La tesis de Tulio Halperín Donghi sobre la inviabilidad de Argentina tras el derrumbe del Imperio Británico en el período de entreguerras tiene cierto fundamento. Si bien Mario Rappoport demostró que la economía argentina creció mucho más entre 1930 y 1980 que en los períodos sumados del modelo agroexportador (1860-1930) y el neoliberal (1980-2002), la inserción en el comercio internacional siempre fue dificultosa tras el derrumbe de Inglaterra. La razón es sencilla: Gran Bretaña, como Imperio, tenía una economía complementaria con Argentina; Estados Unidos, competitiva.
Hoy, después de muchas décadas, nuestro país tiene una oportunidad única. La potencia que va en camino a convertirse en la principal economía del mundo es complementaria a la nuestra. China necesita para alimentar a sus 1400 millones de habitantes, los productos que Argentina exporta con ventajas relativas: proteínas.
La cuestión es que el mundo está cambiando. Y como todo cambio brusco, puede traer daños colaterales. La crisis financiera internacional del 2008 a la fecha, la emergencia de un nuevo contrapoder que se está gestando, los temblores económicos en Europa, los conflictos en Medio Oriente y la situación en Ucrania delimitan un nuevo momento en el que se inscribe la pelea de Argentina contra los fondos buitre. En cierto sentido, la campaña que lleva adelante la presidenta de la Nación, Cristina Fernández de Kirchner, y su ministro de Economía, Axel Kicillof, en los distintos estrados internacionales también se inscribe en el replanteo del mundo multipolar hacia el que avanza el mapa internacional.

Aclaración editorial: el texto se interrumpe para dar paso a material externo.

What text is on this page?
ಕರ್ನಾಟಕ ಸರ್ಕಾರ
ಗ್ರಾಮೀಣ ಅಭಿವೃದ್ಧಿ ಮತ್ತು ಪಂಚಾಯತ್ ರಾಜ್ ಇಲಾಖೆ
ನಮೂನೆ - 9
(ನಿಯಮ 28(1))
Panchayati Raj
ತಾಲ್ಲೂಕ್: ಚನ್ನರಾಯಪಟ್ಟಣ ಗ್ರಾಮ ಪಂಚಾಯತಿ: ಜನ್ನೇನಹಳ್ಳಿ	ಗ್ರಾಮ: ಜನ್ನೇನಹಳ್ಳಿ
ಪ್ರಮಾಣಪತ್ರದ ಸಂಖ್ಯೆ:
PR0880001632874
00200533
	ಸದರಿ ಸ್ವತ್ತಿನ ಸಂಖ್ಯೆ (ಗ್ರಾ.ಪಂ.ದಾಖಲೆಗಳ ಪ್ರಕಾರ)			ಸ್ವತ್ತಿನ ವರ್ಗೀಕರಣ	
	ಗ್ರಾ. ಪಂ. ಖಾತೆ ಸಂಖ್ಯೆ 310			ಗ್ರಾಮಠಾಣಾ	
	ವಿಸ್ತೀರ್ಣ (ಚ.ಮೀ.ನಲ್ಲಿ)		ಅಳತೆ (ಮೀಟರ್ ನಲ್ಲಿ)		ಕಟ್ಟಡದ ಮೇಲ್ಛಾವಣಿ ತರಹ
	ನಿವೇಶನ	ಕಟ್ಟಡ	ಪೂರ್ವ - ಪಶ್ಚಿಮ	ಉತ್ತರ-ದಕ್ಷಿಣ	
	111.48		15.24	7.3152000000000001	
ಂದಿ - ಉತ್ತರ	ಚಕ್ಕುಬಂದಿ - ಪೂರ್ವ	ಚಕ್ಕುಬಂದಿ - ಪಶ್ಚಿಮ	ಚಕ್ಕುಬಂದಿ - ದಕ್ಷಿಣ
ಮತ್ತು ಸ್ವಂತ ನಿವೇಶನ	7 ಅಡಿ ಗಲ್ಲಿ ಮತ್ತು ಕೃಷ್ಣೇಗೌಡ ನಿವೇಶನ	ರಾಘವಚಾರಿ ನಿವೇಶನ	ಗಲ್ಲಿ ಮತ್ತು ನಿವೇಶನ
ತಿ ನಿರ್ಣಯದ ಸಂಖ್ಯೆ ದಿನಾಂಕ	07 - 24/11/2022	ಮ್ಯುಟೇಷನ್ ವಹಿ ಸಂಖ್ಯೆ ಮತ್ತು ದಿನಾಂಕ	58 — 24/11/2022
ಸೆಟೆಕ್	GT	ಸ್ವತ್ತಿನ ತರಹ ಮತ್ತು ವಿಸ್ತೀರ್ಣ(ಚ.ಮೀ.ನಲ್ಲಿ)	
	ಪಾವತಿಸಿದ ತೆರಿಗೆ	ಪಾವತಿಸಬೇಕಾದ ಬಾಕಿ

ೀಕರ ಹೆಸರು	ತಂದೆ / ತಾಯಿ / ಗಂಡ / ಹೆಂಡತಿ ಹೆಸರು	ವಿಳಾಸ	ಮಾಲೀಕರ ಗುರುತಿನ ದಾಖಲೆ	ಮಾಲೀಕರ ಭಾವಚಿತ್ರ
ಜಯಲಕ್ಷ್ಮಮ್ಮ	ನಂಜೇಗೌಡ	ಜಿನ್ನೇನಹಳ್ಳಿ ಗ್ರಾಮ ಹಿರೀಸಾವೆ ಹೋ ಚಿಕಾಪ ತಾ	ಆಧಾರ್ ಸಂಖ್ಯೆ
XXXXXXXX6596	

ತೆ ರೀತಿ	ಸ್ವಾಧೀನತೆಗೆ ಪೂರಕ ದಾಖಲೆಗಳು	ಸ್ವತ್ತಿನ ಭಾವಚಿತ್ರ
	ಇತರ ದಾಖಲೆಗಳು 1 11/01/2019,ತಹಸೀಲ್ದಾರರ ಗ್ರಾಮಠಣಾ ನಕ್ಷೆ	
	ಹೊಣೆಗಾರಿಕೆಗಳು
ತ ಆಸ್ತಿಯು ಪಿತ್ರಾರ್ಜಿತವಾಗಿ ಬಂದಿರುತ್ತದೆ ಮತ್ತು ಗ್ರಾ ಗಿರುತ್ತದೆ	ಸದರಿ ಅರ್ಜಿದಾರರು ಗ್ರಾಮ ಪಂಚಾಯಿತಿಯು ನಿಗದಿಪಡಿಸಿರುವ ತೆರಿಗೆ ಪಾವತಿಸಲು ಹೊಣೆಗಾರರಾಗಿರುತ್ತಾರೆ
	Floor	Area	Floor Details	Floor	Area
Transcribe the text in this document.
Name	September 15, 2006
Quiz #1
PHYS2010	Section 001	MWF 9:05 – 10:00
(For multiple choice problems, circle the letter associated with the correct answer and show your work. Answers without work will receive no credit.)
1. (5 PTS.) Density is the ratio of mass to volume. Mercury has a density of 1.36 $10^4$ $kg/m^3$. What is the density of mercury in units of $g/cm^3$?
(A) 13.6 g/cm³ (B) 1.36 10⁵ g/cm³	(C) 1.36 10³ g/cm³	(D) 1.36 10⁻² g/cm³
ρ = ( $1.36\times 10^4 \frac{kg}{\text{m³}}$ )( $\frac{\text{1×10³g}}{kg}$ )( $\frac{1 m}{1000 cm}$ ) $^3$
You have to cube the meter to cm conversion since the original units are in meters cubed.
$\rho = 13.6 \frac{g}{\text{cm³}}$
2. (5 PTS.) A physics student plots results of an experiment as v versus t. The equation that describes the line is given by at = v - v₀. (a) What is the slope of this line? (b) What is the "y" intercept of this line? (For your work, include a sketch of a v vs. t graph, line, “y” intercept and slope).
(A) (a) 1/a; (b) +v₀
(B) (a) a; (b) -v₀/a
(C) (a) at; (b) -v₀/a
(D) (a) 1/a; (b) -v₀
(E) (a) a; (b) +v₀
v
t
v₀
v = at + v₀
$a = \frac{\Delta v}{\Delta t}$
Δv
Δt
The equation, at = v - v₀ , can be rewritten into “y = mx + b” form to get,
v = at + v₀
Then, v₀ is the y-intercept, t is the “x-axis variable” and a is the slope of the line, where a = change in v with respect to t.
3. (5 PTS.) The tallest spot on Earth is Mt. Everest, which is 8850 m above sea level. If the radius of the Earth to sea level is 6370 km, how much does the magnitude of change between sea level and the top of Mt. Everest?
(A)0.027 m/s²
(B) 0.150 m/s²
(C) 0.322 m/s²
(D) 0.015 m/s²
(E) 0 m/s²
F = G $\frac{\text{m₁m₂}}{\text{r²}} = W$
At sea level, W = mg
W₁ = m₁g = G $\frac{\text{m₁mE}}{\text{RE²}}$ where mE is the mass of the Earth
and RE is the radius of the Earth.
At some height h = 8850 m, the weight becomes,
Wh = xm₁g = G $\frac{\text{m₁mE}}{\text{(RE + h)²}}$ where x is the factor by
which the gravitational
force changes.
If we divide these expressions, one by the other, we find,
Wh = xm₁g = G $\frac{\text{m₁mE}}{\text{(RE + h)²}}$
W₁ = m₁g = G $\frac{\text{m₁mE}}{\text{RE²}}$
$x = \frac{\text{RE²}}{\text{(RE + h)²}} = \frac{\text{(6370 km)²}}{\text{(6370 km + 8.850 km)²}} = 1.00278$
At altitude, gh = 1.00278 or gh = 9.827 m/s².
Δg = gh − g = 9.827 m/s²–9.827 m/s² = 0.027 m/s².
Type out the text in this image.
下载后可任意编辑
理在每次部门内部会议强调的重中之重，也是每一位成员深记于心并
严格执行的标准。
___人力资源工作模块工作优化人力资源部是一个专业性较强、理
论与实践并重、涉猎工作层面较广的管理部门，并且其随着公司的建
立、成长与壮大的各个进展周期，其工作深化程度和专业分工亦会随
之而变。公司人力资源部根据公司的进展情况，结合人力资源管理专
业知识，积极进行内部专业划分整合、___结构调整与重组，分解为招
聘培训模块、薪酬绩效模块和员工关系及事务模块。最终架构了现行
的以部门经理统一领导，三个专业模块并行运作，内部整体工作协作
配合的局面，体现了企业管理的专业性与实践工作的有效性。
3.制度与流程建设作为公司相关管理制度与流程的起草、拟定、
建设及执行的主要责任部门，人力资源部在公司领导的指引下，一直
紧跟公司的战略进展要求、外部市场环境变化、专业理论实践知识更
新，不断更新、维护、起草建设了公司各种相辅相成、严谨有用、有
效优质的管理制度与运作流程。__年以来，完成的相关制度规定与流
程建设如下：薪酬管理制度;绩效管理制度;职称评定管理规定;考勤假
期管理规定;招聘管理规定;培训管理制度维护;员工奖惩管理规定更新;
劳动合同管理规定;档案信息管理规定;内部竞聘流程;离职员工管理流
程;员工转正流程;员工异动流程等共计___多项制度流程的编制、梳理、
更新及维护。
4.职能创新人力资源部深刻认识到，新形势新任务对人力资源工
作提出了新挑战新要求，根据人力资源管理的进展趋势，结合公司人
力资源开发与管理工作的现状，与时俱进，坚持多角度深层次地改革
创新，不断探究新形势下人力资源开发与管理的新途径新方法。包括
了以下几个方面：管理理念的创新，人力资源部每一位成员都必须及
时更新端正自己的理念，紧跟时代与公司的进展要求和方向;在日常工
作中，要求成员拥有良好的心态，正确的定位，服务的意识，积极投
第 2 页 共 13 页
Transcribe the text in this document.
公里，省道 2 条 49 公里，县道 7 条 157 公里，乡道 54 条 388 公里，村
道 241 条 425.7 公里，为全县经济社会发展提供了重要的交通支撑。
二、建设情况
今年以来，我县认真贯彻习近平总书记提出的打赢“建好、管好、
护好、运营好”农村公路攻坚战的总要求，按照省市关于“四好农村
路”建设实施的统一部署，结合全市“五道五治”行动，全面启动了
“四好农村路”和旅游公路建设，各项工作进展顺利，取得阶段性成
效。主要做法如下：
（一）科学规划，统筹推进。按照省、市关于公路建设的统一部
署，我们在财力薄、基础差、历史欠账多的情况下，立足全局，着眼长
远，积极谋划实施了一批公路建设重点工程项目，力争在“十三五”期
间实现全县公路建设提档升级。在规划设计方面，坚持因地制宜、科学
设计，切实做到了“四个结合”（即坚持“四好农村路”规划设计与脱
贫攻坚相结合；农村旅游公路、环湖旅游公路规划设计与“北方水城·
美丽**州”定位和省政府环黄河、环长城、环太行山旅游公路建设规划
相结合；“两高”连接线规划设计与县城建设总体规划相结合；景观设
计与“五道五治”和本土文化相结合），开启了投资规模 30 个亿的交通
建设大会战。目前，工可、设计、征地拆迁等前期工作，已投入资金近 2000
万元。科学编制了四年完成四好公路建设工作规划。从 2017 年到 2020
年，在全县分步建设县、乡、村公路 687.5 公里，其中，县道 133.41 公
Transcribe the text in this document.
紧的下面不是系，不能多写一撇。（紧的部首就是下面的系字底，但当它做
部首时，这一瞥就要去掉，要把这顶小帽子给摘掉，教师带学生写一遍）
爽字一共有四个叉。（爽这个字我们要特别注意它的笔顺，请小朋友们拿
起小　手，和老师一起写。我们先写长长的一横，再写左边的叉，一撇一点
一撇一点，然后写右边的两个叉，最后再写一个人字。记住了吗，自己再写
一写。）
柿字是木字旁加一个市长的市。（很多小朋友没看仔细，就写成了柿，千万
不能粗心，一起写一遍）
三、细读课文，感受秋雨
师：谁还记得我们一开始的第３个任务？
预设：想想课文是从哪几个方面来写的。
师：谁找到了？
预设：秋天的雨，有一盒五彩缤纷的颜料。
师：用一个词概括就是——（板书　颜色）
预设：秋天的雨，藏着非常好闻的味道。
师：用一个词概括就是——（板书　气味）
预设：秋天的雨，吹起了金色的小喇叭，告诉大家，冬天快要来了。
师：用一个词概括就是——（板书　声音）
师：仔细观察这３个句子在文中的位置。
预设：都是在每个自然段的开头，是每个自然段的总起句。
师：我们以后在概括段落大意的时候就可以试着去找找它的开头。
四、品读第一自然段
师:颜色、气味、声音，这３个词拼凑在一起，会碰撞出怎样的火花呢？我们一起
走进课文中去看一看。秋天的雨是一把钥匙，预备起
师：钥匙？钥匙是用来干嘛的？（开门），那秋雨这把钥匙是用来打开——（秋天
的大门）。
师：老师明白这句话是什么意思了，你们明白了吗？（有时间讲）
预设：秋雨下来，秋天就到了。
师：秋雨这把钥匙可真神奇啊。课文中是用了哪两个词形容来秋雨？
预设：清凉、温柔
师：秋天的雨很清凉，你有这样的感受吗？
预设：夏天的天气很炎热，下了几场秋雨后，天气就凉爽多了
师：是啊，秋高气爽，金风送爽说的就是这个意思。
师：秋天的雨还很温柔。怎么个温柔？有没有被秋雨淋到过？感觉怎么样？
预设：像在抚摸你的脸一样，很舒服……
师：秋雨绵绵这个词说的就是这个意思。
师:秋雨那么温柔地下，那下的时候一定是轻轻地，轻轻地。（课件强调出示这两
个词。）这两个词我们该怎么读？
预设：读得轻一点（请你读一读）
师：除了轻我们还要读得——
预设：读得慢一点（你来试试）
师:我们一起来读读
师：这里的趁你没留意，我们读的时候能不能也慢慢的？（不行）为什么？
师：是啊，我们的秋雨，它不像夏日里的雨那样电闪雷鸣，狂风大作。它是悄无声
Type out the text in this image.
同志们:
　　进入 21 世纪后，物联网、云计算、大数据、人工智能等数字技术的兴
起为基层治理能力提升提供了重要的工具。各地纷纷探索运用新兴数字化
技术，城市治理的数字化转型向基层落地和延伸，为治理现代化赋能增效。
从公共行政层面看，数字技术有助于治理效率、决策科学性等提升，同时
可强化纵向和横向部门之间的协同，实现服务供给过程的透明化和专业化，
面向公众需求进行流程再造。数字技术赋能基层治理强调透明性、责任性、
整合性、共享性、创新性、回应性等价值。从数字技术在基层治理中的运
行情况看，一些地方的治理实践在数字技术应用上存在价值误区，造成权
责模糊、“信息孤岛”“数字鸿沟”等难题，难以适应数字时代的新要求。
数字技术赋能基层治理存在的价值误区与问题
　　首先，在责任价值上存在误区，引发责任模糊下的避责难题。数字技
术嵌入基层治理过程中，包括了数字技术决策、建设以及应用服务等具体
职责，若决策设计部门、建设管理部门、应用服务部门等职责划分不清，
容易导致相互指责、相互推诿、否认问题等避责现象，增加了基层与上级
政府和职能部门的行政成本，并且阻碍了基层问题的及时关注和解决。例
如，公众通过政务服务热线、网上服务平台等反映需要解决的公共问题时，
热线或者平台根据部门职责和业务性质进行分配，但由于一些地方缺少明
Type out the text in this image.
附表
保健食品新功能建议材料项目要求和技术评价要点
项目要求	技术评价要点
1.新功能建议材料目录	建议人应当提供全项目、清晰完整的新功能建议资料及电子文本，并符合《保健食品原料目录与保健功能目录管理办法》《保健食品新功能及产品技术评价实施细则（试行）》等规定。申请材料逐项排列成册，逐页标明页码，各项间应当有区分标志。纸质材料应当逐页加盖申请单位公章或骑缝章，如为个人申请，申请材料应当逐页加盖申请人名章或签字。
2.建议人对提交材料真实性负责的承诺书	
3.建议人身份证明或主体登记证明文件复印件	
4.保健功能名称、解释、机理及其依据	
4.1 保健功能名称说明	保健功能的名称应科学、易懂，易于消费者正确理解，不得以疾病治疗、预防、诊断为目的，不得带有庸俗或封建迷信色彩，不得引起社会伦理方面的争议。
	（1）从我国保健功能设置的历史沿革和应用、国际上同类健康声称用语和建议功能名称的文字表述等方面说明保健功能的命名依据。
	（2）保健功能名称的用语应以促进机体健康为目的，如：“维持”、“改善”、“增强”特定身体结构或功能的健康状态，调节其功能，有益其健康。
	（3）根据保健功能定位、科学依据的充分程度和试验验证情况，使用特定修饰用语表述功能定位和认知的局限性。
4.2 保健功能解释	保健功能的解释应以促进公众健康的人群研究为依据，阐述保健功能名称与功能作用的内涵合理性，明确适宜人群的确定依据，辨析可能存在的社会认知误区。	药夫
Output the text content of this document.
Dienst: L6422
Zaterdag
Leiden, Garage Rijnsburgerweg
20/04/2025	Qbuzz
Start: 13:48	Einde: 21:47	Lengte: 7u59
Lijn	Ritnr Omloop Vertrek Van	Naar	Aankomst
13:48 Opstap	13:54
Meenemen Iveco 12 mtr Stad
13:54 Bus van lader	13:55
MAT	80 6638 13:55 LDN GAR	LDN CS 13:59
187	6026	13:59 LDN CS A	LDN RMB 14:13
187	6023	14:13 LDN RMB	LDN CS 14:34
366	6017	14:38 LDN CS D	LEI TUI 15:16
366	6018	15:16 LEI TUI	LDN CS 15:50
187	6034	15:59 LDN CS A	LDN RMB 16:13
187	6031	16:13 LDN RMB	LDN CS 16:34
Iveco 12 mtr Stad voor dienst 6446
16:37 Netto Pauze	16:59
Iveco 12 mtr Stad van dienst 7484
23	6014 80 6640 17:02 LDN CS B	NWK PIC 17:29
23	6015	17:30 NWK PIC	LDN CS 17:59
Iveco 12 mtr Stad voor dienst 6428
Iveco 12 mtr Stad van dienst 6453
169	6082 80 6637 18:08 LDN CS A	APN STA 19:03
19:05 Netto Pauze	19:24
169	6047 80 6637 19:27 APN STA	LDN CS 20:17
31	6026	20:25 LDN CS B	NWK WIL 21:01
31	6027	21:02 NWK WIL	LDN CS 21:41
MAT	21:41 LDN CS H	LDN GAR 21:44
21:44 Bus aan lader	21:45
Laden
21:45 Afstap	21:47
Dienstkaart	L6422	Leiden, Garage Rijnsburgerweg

Los acontecimientos de la última semana son trascendentales para las posibilidades a futuro de la Argentina. La visita de Vladimir Putin a Buenos Aires, la presentación argentina ante los BRICS en Brasil –más allá de cierta mezquindad en la administración regional de los sectores hegemónicos del complejo industrial paulista y de la Cancillería brasileña–, y finalmente la llegada del presidente chino, Xi Kinping, a nuestro país.
«Nuestros países se encuentran en un punto de partida histórico. Cumplimos diez años de la asociación estrátegica entre Argentina y China, es momento de abrir nuevos horizontes y así hemos avanzado con la presidenta», manifestó Xi Jinping, en su visita al Congreso Nacional. Algo similar había dicho la semana pasada Putin cuando, en su visita, sostuvo que «Argentina era el socio estratégico de Rusia para la región». Más allá de las frases de rigor y de protocolo, hay algo que es cierto: para nuestro país, los acuerdos con Rusia son importantes por cuestiones políticas, pero con China son absolutamente primordiales por la complementariedad de ambas economías.
En este punto, sólo cabría agregar una oportuna declaración del empresario Franco Macri, quien sostuvo con precisión: «Nosotros hemos sido casi siempre súbditos y no aliados de Estados Unidos y de Inglaterra. De China somos aliados, y algunos no lo pueden entender. Nosotros con la infraestructura hemos perdido –de Frondizi hasta acá– el tren todo el tiempo, y necesitamos hacer de todo. No venimos atrasados del actual gobierno. El actual gobierno ha continuado y Néstor Kirchner ha tenido una visión muy importante de todo esto. Pero estamos años atrasados.»
La cuestión que plantea Macri es más que interesante. La relación económica de complementariedad entre China y Argentina puede reconstituir un círculo de exportación virtuoso para nuestro país. Incluso una gran oportunidad para incorporar trabajo y valor a los productos de exportación primarios. Pero la pregunta que queda flotando es la siguiente: ¿tiene la industria argentina la capacidad para responder a la demanda del mercado chino?.